The number of new EVs that Chinese automakers like BYD Co and SAIC Motor Corp’s MG registered in the EU last month fell 45% from June, according to research from Dataforce, which compiled results across the 16 member countries that have reported July figures to date.
The drop may have been exaggerated by carmakers rushing to get EVs to dealers before the added levies took effect July 5.
“We saw a huge push from Chinese manufacturers” to empty stockpiles in June, said Matthias Schmidt, an independent auto analyst based near Hamburg. “That likely caused an inventory burn.”
The provisional tariffs, which raise import duties to as high as 48%, are meant to shield an important EU industry from Chinese rivals that enjoy structural advantages in key areas such as battery technology that have benefited from state subsidies. Political tensions remain high, with Beijing threatening to retaliate amid talks to resolve the matter.
Overall, Chinese brands weren’t massively out of step with the 36% sequential slide in EV sales for the 16 countries tracked by Dataforce. BMW, Stellantis and Tesla also import Chinese-made EVs that are subject to the higher EU tariffs.

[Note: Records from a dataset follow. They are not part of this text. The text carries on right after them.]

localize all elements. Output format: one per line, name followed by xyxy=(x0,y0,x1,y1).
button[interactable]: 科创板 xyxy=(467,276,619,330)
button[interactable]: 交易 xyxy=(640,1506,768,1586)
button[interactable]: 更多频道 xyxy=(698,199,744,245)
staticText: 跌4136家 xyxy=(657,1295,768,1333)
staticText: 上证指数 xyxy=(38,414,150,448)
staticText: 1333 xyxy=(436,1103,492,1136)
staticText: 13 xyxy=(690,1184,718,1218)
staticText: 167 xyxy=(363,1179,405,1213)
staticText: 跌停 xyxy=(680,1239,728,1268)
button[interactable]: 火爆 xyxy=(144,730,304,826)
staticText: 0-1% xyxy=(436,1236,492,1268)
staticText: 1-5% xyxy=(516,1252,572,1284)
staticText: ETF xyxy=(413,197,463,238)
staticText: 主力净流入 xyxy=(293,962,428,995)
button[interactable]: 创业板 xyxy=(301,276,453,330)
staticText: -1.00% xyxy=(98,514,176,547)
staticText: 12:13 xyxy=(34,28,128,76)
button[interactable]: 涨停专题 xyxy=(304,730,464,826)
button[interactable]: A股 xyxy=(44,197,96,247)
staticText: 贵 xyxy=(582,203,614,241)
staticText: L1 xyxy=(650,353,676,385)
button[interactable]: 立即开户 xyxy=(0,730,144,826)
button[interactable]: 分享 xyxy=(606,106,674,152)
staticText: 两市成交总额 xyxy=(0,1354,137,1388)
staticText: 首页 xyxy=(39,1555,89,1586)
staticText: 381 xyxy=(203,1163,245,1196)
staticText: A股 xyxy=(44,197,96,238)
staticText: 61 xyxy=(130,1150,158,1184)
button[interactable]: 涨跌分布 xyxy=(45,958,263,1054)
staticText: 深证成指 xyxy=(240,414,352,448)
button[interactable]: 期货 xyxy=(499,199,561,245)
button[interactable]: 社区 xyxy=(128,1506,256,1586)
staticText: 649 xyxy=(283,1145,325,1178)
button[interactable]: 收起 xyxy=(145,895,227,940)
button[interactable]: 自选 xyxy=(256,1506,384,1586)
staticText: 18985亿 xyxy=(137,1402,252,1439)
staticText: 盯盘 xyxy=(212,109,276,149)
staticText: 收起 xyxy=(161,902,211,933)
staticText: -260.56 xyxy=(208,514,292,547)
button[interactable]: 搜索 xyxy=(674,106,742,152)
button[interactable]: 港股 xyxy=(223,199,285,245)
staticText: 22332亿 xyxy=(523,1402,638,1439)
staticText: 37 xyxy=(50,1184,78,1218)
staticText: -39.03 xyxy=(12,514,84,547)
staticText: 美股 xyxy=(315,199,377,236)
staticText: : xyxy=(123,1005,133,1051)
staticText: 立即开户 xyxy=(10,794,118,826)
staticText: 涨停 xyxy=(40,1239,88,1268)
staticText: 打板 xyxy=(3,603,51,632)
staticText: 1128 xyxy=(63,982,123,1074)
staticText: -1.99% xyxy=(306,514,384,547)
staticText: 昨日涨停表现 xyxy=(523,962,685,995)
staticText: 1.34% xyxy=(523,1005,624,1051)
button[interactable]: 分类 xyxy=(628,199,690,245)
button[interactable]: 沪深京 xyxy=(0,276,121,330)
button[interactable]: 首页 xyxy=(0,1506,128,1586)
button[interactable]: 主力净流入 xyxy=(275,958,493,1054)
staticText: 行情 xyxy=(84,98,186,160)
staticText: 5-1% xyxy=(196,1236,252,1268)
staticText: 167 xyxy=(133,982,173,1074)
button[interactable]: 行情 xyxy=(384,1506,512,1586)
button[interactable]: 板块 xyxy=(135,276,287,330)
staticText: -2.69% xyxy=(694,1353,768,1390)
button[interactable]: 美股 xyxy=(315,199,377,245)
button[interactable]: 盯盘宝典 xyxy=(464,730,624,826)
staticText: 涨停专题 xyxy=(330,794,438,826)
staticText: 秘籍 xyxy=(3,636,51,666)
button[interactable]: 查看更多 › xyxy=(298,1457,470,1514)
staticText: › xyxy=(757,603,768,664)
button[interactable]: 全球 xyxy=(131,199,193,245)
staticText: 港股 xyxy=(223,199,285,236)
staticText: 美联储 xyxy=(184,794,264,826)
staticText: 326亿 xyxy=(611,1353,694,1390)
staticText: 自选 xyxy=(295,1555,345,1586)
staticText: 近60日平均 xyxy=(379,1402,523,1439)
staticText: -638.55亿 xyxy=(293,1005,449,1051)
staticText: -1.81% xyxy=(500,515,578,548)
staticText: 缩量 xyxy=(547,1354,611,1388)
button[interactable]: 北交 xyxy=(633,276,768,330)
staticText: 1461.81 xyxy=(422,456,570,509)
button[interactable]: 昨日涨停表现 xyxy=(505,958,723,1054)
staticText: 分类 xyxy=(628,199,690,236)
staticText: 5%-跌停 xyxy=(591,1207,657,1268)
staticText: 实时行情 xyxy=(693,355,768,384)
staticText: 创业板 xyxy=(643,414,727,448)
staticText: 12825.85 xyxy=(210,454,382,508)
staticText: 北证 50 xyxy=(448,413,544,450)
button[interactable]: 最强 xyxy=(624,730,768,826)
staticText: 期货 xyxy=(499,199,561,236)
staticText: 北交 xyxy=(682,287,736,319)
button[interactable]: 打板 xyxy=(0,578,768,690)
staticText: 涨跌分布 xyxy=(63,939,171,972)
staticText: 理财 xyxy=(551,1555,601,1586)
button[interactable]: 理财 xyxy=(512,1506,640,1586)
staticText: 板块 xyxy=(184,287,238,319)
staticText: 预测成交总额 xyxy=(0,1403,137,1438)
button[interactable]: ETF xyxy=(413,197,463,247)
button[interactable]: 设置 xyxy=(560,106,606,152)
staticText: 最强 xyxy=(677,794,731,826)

The June spike was less pronounced for Western companies that were more cautious in managing their inventory, Schmidt said. There’s little in the July figures to suggest Chinese brands have tempered their ambitions to expand in Europe.
From a standing start in 2019, MG, BYD and others have steadily grown — their share of the EU’s electric-car market stood at 8.5% in July, based on the Dataforce figures, up from 7.4% a year earlier. While EVs are still a small part of the European market, they’re set to dominate over time as combustion cars are phased out.
BYD sold three times more EVs in the 16 markets in July than it did a year earlier. MG, part of Chinese state-owned SAIC, posted a 20% drop in July from a year earlier, while Polestar sales declined 42%.
“BYD’s increases are really softening the fall” for Chinese brands, said Julian Litzinger, a Dataforce analyst. China’s top-selling car brand is pressing on with its expansion in Europe. BYD’s sponsorship of the Euro 2024 football tournament in Germany exposed the company to 5bn TV viewers.
For now, BYD’s pricing strategy in Europe remains unchanged after the tariffs. It expanded into Poland on August 6, signalling it’s prepared to live with higher duties as it builds a new plant in Hungary.
The new tariffs were put in place after an EU probe found Beijing subsidizes its EV industry to an extent that causes economic harm to the bloc’s carmakers. MG is subject to an additional 37.6% duty on top of the existing 10% rate, while Volvo owner Geely Automobile Holdings Ltd. and BYD will pay 19.9% and 17.4% more, respectively. The levies will become permanent in November, barring a deal between Brussels and Beijing.
The tariff debate has coincided with a slowdown in global EV sales growth that’s put pressure on manufacturers across regions.
EU policymakers are seeking to balance job protection with the goal of phasing out new fossil fuel-burning cars by 2035.